Arraes, Brizola, Covas, Itamar, Sarney, Fernando Henrique… cada um deixou sua marca, mas todos foram nivelados pela mesmice. Suas maiores qualidades acabaram obscurecidas pelo processo de autodestruição mútua que caracteriza a política nacional.
O que se vê nas telas de TV é um desfile da dissonância nacional. Quem chama a atenção hoje? Uma figura polêmica, uma estrela passageira como Pablo Marçal, cujo brilho será curto. Aos nossos olhos, ele surge como uma figura excêntrica, com discurso extravagante. A demagogia predomina, com promessas mirabolantes e qualidades fabricadas, acompanhadas por cenários e propostas irreais. Construir um prédio de 1 km como atração turística? É o cúmulo da aberração. A política transformou-se em um grande comércio, onde boas e más intenções se misturam, e os oportunistas proliferam.
Partidos outrora pequenos tornaram-se gigantes, mas sem identidade ou doutrina clara.
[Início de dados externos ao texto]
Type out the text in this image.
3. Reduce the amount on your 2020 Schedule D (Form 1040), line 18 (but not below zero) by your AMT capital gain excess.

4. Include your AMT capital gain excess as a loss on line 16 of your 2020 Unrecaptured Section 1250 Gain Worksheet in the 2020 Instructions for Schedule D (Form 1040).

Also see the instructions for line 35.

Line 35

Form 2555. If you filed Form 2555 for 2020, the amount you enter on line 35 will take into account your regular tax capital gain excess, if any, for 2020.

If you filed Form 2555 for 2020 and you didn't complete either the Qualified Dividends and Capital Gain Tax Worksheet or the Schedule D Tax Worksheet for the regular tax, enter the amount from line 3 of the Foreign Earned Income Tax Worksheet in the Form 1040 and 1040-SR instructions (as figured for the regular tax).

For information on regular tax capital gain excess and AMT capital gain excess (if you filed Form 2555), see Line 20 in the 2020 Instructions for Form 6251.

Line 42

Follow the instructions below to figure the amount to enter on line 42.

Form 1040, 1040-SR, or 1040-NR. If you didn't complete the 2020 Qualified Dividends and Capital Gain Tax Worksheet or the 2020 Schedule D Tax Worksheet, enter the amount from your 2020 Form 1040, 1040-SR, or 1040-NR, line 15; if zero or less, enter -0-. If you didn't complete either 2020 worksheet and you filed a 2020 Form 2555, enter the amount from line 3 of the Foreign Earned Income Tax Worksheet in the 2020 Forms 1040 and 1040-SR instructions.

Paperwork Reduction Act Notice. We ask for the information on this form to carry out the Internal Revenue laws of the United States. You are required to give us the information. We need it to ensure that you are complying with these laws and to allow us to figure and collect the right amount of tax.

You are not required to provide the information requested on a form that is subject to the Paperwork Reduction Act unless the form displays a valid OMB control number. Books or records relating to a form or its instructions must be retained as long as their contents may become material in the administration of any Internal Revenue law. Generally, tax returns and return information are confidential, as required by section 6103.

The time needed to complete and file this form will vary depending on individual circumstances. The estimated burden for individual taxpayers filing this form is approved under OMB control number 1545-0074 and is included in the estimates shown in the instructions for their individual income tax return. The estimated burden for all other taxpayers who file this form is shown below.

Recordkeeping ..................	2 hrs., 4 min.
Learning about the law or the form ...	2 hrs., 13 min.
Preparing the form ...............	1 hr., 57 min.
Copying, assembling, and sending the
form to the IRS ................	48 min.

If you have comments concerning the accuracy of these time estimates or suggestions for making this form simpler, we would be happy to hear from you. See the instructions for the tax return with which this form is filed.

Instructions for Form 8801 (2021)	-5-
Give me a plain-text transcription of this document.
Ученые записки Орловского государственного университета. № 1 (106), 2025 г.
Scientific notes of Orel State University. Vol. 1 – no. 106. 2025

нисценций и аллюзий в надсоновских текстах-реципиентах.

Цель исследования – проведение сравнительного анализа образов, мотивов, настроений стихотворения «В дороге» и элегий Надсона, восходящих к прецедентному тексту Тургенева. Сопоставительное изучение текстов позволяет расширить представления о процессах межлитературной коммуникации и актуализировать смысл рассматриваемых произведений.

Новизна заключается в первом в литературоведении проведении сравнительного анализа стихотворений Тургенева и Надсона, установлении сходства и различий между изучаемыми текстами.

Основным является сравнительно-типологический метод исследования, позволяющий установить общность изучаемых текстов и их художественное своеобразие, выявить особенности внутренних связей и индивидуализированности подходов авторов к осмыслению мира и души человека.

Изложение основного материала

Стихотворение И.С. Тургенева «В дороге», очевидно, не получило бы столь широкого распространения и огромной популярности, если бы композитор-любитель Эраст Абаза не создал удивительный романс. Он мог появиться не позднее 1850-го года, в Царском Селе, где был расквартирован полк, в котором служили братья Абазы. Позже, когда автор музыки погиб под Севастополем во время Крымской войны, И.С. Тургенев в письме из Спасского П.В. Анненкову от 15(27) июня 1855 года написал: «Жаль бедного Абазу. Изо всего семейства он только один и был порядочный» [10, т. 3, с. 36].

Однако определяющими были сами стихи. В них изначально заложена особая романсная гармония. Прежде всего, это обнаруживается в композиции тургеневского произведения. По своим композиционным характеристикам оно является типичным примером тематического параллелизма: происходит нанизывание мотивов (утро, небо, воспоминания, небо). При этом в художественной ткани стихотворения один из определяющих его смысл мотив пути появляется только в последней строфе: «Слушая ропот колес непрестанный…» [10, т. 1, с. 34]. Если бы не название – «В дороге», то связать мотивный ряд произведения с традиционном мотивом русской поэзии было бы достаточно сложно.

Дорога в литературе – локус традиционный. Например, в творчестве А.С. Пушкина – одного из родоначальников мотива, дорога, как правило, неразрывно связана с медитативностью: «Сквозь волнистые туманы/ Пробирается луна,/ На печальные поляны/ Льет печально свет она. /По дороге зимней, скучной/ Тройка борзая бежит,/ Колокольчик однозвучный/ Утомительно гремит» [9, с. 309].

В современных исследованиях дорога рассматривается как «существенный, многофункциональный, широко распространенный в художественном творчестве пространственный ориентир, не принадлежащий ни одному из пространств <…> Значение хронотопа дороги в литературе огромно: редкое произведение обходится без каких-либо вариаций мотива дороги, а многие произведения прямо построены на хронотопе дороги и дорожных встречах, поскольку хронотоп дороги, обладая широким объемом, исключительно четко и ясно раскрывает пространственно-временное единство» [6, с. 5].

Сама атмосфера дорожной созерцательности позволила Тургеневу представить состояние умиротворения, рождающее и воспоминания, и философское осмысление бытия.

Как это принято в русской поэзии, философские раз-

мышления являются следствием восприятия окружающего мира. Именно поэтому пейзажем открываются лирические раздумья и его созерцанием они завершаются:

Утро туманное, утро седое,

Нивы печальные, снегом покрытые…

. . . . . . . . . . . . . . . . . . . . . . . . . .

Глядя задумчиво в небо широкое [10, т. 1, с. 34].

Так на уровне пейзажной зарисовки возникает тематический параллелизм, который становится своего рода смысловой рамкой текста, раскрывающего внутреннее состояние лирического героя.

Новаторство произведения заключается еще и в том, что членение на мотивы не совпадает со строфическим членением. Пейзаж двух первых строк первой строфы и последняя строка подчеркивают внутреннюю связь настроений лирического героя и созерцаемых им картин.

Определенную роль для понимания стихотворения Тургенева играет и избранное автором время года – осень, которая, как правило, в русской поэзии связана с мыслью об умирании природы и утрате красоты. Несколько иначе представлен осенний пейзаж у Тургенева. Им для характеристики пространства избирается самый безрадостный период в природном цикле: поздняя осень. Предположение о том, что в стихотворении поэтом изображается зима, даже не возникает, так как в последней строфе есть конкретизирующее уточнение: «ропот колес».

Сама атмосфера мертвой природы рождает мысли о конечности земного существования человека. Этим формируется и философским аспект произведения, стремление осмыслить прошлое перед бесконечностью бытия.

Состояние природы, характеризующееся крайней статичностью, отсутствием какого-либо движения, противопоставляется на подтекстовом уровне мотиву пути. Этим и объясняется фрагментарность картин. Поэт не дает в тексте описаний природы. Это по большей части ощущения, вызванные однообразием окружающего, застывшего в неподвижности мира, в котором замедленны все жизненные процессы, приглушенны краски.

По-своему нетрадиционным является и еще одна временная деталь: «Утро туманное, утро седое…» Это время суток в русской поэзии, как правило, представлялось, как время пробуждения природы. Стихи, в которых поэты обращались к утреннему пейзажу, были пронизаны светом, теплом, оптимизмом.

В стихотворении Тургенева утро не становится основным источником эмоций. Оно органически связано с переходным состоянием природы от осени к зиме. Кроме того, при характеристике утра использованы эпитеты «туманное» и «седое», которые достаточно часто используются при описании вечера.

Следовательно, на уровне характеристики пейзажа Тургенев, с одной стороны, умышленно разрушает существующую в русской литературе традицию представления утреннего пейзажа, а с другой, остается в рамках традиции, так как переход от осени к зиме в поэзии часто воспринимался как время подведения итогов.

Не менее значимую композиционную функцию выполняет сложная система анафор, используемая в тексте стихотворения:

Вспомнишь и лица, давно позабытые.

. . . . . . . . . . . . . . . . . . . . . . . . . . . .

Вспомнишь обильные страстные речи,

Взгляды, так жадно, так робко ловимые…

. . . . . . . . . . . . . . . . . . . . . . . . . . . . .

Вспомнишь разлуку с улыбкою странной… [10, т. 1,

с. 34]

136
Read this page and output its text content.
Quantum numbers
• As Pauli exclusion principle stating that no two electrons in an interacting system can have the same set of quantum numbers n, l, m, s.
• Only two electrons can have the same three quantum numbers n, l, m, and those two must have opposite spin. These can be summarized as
A política no Brasil virou um grande balcão de negócios, onde atores se revezam em busca de favores e trocas. Quantos, entre os milhares de candidatos a vereador e prefeito neste ano, possuem verdadeira vocação para o serviço público? Quantos são movidos por ideais cívicos? E os prefeitos que tentam a reeleição: ficaram mais pobres ou mais ricos?
Surgirão novos líderes dessa safra? Temos motivos para acreditar na melhora dos padrões políticos? A sociedade está mais crítica e racional. Os eleitores acompanham o desfile de candidatos com mais atenção. Nos recantos mais distantes, a “vacina ética” começa a surtir efeito. Sabemos que malas de dinheiro ainda compram votos, mas já não com a mesma força de antes. Há eleitores que aceitam o dinheiro, mas votam em outro candidato. O voto de consciência está ganhando espaço, provocando ondas de mudança por todo o país.
Se ainda não encontrou, o eleitor tem poucas semanas para achar o seu herói. Não precisa esperar alguém com a aura de um santo. Basta observar os perfis, analisar o passado dos candidatos, examinar suas propostas, compará-los e escolher aquele que mais se alinha ao ideal em que acredita. Mas cuidado para não comprar gato por lebre: há muitos lobos disfarçados de cordeiros e muitos canalhas vendendo terrenos no céu.